Opinião Pessoal (XIV)

Artigo de opinião publicado no “Diário de Notícias” 13 março 2024

Tendo eu entrado na Faculdade de Medicina de Lisboa em 1966 e terminado o curso em 1973 (há mais de 50 anos!), compreende-se que para um médico de formação humanista seja muito penoso ver as imagens emitidas diariamente por todas as estações de televisão sobre a evolução dos acontecimentos em Gaza e na Ucrânia. Os horrores, refletidos pelas incessantes matanças de civis e combatentes, são ateados por governantes belicistas. Obstinados, recusam dialogar e negociar. Desconhecem a importância da diplomacia. Fazem Guerra. Inexplicavelmente, recusam construir Paz. Mandam avançar canhões, tanques e mísseis. Morte e destruição. Muito sofrimento.

Escrevo sobre este tema depois de ter visto um magnífico documentário produzido, em 2023, para a Netflix intitulado “Segunda Guerra Mundial: na Linha da Frente”. Os conteúdos dos seis episódios da minissérie espelham a sucessão, bem organizada, de imagens reais de arquivo, mas devidamente restauradas e coloridas com recurso às novas ferramentas tecnológicas. A narração está a cargo do ator inglês John Boyega que, para além de competente, é absolutamente imparcial. O impressionante realismo faz reviver o tempo de 1939-1945.

Admito que no fim fiquei abalado. Emocionado. Mas, igualmente, muito revoltado.

Para quem não conseguir ver toda a série, recomendo, pelo menos, o sexto episódio sobre as derradeiras semanas da Guerra, em 1945. Este último segmento começa com o cerco dos Aliados a Berlim, logo seguido da queda de Hitler quando o Exército Soviético ultrapassa as últimas defesas alemãs. O documentário termina com as imagens arrasadoras das duas bombas atómicas que os americanos lançaram sobre Hiroshima (6 agosto de 1945) e em Nagasaki, três dias depois.

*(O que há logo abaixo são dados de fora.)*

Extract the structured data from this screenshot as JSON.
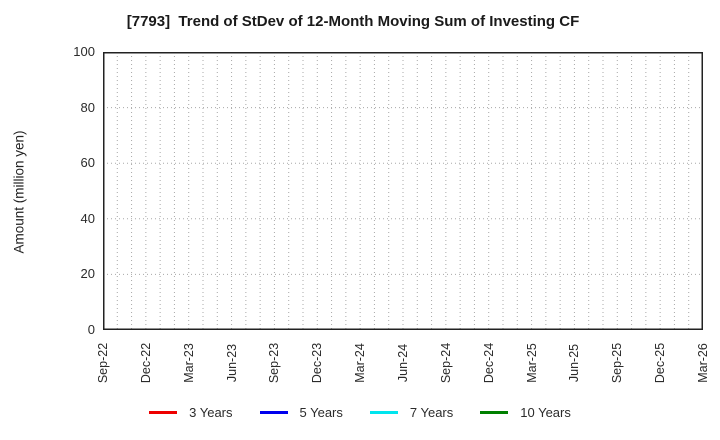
{
  "chart_data": {
    "type": "line",
    "title": "[7793]  Trend of StDev of 12-Month Moving Sum of Investing CF",
    "xlabel": "",
    "ylabel": "Amount (million yen)",
    "ylim": [
      0,
      100
    ],
    "yticks": [
      0,
      20,
      40,
      60,
      80,
      100
    ],
    "x_tick_labels": [
      "Sep-22",
      "Dec-22",
      "Mar-23",
      "Jun-23",
      "Sep-23",
      "Dec-23",
      "Mar-24",
      "Jun-24",
      "Sep-24",
      "Dec-24",
      "Mar-25",
      "Jun-25",
      "Sep-25",
      "Dec-25",
      "Mar-26"
    ],
    "x_total_months": 42,
    "x_label_step_months": 3,
    "grid": {
      "visible": true,
      "style": "dotted",
      "color": "#a8a8a8"
    },
    "axis_color": "#222222",
    "legend_position": "bottom",
    "series": [
      {
        "name": "3 Years",
        "color": "#ee0000",
        "values": []
      },
      {
        "name": "5 Years",
        "color": "#0000ee",
        "values": []
      },
      {
        "name": "7 Years",
        "color": "#00e5ee",
        "values": []
      },
      {
        "name": "10 Years",
        "color": "#008000",
        "values": []
      }
    ]
  }
}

As filmagens realizadas em Dachau devem ser vistas com redobrada atenção, apesar da intensa comoção que provocam, porque fazem perceber que a extrema desumanidade aconteceu na Alemanha. Existiu mesmo e há relativamente pouco tempo.

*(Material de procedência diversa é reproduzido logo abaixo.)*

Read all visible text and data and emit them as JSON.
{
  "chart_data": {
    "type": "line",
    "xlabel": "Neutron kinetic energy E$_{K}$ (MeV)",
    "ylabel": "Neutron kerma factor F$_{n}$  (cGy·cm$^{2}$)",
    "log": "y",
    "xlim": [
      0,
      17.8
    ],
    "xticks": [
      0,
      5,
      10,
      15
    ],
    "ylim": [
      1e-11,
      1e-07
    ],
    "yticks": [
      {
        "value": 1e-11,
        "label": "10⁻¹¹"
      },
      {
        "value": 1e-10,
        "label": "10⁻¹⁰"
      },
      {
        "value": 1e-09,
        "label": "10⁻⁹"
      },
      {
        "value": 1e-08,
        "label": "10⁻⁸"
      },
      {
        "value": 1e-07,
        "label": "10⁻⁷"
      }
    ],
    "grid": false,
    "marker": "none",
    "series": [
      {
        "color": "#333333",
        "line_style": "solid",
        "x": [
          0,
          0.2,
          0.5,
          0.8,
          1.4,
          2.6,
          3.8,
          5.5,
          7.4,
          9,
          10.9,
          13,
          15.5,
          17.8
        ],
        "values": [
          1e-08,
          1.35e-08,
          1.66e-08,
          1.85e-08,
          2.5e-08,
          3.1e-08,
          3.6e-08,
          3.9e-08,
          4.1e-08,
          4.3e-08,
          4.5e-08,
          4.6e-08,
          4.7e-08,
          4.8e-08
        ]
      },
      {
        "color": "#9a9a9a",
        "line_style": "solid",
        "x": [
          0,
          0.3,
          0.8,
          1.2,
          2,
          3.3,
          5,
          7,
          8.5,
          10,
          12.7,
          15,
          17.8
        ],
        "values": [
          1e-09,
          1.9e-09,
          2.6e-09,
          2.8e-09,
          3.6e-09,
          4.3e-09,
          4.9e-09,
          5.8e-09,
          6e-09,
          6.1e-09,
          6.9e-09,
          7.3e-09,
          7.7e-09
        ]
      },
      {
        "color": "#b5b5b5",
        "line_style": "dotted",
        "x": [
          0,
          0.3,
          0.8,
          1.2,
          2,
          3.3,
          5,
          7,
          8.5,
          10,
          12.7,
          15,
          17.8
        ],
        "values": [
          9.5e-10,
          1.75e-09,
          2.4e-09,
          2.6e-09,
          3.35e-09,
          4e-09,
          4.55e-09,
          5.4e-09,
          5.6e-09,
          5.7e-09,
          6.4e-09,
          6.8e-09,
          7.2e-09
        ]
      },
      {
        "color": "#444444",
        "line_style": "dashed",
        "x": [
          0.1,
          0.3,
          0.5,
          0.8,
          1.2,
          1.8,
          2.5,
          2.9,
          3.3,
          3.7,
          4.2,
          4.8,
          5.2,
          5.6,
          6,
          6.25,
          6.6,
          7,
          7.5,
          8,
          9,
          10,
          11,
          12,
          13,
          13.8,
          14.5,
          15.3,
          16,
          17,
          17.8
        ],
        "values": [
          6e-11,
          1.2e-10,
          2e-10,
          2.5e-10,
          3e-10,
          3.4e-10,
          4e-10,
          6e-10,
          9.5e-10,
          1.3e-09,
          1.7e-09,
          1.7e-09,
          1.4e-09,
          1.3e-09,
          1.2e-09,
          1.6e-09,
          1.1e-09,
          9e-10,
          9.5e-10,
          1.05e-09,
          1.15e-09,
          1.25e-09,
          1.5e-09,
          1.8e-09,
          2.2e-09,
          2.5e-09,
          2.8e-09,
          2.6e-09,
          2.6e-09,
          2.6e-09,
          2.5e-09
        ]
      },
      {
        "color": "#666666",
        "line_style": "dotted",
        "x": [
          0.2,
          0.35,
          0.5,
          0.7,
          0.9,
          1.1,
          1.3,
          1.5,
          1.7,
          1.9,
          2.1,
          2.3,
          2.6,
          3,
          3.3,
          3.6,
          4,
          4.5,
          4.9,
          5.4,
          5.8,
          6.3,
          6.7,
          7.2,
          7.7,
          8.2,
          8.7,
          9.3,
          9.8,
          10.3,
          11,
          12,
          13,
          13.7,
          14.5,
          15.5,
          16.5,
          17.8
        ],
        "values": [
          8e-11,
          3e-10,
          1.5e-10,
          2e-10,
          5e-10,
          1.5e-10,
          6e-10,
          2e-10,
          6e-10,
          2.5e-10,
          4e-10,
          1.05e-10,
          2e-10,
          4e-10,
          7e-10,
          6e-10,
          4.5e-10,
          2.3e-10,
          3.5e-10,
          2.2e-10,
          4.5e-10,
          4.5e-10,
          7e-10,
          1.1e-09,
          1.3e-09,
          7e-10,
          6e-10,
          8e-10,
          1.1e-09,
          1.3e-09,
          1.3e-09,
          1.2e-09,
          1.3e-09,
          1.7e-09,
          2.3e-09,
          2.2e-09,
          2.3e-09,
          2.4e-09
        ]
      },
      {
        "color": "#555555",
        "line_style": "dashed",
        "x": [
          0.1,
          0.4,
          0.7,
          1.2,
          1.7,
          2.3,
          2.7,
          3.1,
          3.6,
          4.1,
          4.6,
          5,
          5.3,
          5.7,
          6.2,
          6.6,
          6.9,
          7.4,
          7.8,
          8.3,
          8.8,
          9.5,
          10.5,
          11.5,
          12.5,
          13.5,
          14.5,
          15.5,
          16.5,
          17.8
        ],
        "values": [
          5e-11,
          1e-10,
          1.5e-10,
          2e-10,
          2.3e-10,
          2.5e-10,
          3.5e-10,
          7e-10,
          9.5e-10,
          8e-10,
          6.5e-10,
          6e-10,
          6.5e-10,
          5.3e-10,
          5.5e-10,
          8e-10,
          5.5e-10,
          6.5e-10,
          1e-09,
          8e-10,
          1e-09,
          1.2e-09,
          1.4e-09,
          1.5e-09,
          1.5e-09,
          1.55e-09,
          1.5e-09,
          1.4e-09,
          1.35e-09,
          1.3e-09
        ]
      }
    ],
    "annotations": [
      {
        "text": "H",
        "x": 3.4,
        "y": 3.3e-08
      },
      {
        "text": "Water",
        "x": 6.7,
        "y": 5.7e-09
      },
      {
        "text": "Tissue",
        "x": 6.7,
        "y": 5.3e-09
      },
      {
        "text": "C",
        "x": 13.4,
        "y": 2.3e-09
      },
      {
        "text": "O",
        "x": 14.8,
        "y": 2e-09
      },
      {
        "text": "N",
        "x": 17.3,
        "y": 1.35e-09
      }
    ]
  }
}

Estou consciente que a objetividade histórica dos acontecimentos relatados é motivo de perturbação para todas as pessoas. Todas, sublinho. Mas, também estou em crer que é preciso reviver essa época na perspetiva de ser gerada a ideia do “nunca mais”.

Em termos de ficção, gostaria de imaginar os nossos principais líderes do Ocidente a verem esse documentário. A seguir, iria também apreciar a reação de cada um deles. Vem este pensamento a propósito de ter sido anunciada a decisão da União Europeia em aumentar a produção de mais armas, mais munições e mais bombas.

Será que não percebem que os cenários da II Guerra não podem regressar?

Será que não percebem a grandeza da Paz?